A new study says that eruptions from mega volcanoes caused several mass extinctions on Earth and contributed to the one that killed the dinosaurs. Image via Andrew Schwark/ Pexels.
EarthSky has a story about the K-Pg mass extinction. The Big Five Mass Extinctions all involved multiple events or conditions to bring about the destruction they wrought. Volcanoes were usually a part of it. A recent paper in the journal Proceedings of the National Academy of Sciences proposes that it was both the flood basalt volcanic eruptions of the Deccan Traps and the meteor strike on the Yucatan Peninsula that brought about the K-Pg mass extinction about 66 million years ago.
The conventional wisdom of recent decades has pointed to an asteroid impact as the reason the dinosaurs disappeared.
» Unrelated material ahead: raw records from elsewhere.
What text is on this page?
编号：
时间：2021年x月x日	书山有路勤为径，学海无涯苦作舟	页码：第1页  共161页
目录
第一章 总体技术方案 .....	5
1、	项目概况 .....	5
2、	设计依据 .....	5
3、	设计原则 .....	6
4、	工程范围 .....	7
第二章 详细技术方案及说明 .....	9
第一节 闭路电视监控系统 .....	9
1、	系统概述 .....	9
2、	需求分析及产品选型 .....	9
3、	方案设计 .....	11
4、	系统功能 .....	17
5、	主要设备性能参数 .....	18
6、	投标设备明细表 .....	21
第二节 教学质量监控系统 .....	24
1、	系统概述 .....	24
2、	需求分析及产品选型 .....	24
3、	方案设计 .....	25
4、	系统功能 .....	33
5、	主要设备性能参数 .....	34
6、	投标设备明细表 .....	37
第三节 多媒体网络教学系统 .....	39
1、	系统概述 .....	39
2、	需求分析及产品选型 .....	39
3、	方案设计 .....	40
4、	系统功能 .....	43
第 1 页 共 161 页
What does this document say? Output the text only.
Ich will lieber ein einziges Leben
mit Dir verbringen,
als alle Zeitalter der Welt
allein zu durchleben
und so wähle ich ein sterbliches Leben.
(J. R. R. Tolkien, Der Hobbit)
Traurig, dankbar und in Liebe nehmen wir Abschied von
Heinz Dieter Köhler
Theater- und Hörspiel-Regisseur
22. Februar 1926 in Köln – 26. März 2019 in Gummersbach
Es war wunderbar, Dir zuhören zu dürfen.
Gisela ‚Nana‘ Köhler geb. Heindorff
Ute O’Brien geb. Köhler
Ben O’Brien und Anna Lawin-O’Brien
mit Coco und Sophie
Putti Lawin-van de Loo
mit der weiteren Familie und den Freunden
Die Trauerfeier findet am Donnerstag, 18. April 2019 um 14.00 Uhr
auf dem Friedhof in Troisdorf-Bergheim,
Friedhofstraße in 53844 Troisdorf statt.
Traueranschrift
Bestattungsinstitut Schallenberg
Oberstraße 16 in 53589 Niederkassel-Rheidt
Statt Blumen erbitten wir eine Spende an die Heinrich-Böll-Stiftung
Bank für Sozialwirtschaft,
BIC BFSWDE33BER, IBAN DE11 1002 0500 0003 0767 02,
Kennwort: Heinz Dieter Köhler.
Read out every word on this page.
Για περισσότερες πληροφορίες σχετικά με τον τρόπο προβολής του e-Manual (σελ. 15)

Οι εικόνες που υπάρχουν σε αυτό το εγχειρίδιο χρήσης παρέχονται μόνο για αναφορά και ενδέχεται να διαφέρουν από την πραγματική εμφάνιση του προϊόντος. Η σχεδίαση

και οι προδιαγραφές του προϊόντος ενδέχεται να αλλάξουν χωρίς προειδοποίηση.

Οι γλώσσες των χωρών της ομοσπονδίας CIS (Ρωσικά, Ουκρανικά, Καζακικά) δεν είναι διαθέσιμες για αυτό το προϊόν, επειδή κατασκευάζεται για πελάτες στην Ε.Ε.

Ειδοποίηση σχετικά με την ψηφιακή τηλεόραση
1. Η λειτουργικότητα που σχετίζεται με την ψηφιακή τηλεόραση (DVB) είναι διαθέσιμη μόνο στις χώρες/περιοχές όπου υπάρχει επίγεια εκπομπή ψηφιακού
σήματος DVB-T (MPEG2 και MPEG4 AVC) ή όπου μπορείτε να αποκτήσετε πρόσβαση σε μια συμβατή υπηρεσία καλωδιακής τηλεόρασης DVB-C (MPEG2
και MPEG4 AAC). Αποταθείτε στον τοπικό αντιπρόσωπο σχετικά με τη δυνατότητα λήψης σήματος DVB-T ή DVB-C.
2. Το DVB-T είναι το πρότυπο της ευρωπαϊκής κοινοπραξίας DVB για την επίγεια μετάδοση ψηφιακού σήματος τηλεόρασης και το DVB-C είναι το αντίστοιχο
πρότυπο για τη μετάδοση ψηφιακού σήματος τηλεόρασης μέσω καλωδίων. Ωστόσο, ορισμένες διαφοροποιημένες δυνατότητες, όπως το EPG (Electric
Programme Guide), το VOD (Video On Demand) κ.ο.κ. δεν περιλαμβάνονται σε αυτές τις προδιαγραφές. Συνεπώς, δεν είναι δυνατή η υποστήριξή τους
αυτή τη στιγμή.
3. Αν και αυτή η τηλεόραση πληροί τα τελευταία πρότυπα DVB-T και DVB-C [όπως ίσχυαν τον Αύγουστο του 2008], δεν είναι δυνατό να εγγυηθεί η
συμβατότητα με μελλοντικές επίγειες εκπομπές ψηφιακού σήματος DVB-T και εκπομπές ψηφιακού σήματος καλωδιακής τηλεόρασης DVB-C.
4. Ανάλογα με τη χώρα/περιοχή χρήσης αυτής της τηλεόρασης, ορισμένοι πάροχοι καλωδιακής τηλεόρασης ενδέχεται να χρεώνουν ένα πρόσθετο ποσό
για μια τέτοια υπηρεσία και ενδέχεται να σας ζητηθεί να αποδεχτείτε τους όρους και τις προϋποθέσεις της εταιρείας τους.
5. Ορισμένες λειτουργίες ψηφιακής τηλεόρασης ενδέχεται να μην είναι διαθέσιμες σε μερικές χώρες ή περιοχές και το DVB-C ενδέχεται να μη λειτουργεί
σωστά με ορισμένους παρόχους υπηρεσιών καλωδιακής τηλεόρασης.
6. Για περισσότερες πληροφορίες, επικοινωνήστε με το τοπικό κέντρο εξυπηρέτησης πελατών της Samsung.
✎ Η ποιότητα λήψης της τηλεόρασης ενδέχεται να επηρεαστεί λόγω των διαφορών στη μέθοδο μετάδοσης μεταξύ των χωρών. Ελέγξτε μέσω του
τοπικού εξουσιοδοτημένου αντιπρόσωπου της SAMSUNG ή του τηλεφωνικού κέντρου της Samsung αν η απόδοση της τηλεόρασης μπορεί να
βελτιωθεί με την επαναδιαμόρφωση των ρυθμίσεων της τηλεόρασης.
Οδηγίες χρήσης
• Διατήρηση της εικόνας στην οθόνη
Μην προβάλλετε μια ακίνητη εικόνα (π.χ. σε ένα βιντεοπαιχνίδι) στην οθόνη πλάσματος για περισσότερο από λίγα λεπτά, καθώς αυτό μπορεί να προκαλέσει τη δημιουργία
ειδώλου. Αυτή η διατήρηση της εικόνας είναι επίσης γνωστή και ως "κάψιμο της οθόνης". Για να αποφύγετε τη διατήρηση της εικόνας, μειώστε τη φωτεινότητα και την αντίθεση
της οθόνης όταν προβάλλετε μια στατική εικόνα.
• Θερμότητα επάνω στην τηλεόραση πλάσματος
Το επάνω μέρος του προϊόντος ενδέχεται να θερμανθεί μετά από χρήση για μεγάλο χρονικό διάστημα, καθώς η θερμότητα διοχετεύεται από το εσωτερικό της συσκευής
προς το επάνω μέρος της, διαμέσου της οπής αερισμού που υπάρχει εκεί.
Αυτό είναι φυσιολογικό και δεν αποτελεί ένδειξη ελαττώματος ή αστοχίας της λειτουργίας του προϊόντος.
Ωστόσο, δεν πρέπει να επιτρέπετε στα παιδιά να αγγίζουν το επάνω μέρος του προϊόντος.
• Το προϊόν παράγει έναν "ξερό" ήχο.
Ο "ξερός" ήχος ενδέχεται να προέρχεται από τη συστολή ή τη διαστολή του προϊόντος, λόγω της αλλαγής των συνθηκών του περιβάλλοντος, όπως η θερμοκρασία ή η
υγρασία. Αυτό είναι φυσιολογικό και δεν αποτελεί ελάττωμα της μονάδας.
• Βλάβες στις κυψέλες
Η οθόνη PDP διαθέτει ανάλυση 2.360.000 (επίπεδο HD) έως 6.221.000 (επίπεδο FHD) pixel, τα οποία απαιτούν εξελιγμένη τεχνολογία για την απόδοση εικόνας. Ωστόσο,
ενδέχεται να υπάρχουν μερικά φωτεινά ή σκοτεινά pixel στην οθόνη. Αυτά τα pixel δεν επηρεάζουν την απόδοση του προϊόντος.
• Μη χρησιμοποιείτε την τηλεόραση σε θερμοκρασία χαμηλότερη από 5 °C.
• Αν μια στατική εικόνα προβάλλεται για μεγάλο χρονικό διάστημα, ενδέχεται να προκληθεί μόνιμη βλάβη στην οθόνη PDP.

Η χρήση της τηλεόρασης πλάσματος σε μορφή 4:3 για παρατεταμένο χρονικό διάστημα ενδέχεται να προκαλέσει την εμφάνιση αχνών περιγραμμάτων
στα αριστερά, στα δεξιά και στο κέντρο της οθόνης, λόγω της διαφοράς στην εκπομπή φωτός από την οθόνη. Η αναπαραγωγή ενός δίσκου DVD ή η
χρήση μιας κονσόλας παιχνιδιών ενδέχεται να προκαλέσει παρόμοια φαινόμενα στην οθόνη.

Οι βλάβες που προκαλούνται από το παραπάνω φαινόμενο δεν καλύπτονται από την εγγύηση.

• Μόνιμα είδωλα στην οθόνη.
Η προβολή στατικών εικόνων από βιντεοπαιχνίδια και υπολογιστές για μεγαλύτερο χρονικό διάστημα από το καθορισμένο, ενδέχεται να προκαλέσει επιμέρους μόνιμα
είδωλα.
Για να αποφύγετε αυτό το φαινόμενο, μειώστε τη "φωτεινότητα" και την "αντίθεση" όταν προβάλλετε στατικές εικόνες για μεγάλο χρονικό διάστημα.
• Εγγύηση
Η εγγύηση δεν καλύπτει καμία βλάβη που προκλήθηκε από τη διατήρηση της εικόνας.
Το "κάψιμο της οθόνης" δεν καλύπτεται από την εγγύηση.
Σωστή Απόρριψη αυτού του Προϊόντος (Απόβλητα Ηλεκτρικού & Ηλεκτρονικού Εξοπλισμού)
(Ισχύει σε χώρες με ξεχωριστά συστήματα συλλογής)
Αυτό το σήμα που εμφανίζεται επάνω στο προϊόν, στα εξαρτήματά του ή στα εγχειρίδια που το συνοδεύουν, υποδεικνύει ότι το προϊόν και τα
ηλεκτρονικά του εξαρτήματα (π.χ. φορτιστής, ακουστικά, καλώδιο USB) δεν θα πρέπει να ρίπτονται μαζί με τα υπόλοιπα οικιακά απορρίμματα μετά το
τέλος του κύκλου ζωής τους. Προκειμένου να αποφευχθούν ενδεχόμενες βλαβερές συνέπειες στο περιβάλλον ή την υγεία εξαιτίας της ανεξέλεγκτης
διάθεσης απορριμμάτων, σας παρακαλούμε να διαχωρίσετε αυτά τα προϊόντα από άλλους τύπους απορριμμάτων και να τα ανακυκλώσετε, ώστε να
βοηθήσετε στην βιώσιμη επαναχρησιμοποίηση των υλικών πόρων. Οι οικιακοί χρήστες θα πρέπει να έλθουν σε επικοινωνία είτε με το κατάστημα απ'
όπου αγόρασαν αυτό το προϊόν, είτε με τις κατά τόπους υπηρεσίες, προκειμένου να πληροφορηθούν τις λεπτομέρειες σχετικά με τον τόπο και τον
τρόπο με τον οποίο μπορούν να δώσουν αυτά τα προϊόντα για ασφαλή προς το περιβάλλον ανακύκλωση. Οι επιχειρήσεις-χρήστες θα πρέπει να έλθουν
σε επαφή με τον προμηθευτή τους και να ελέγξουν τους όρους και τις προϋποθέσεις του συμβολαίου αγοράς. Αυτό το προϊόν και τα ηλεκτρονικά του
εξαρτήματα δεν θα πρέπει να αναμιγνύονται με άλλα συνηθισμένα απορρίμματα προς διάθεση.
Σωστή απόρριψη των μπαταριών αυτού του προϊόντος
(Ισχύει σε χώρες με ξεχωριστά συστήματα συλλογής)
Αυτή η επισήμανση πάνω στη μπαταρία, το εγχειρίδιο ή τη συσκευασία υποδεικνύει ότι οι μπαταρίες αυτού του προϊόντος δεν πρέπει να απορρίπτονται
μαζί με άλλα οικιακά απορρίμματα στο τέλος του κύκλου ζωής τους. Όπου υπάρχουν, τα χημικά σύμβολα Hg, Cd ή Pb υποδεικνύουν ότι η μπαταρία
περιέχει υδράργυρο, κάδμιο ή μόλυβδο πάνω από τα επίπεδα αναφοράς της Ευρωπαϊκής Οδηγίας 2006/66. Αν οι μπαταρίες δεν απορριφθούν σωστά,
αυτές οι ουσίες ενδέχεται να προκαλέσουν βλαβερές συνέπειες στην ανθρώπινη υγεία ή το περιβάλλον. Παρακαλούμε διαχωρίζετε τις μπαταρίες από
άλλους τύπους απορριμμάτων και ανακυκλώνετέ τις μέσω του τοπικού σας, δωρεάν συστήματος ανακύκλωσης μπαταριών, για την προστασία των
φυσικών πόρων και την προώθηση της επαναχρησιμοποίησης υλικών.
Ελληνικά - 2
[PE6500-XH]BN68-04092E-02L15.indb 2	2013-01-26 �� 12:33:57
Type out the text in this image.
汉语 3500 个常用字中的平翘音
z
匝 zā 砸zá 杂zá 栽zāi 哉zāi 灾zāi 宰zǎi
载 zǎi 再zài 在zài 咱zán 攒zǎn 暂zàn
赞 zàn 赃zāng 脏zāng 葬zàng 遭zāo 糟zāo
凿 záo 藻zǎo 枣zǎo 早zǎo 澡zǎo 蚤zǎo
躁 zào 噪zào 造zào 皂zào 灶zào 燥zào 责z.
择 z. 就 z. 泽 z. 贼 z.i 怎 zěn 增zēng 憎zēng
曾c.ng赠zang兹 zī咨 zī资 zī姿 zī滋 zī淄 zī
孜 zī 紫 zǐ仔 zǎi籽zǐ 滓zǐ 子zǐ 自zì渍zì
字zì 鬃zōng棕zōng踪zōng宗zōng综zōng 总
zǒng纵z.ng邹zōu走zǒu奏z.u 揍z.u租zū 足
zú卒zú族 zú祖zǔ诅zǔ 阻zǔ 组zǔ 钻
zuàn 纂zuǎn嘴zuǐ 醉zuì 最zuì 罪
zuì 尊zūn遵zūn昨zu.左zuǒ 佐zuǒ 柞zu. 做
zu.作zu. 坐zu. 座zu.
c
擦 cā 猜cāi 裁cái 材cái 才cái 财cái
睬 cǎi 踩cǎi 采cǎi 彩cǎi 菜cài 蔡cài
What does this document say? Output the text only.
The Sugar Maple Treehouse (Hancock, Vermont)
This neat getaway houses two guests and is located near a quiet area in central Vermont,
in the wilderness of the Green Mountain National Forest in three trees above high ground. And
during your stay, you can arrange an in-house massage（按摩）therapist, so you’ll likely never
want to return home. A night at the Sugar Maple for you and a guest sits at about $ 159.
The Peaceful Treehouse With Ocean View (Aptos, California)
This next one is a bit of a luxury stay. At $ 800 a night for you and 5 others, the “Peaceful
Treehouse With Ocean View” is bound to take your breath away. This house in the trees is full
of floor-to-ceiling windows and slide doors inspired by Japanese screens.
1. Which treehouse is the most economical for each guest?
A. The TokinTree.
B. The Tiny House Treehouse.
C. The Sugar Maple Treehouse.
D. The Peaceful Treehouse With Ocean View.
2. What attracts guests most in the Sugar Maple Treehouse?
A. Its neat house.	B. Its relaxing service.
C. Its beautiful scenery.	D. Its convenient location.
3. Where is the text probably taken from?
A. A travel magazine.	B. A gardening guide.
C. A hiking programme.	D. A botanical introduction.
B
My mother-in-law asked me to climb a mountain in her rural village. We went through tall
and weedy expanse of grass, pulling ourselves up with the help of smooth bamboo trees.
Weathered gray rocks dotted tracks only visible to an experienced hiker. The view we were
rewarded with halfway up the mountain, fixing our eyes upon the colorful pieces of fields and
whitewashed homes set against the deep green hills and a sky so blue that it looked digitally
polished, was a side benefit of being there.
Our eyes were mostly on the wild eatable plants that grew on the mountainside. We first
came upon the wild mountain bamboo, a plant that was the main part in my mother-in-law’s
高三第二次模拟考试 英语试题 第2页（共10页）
The smoking gun has been a large crater found in the 1970s to be buried beneath the Yucatan Peninsula. Chicxulub crater looks like the site of an asteroid impact some 66 million years ago, the same time the dinosaurs disappeared. But researchers at Dartmouth College said this week (September 12, 2022), that we can’t rule out mega volcanoes as a factor in the dinosaurs’ disappearance. They said mega volcanoes were a key driver in major mass extinctions throughout Earth’s history. Four of Earth’s five great extinctions happened just as mega volcanoes created the vast ancient lava flows we see on Earth today as flood basalts, they said. And they suggested the mass extinction that took out the dinosaurs was due to a double whammy from both volcanoes and an asteroid strike.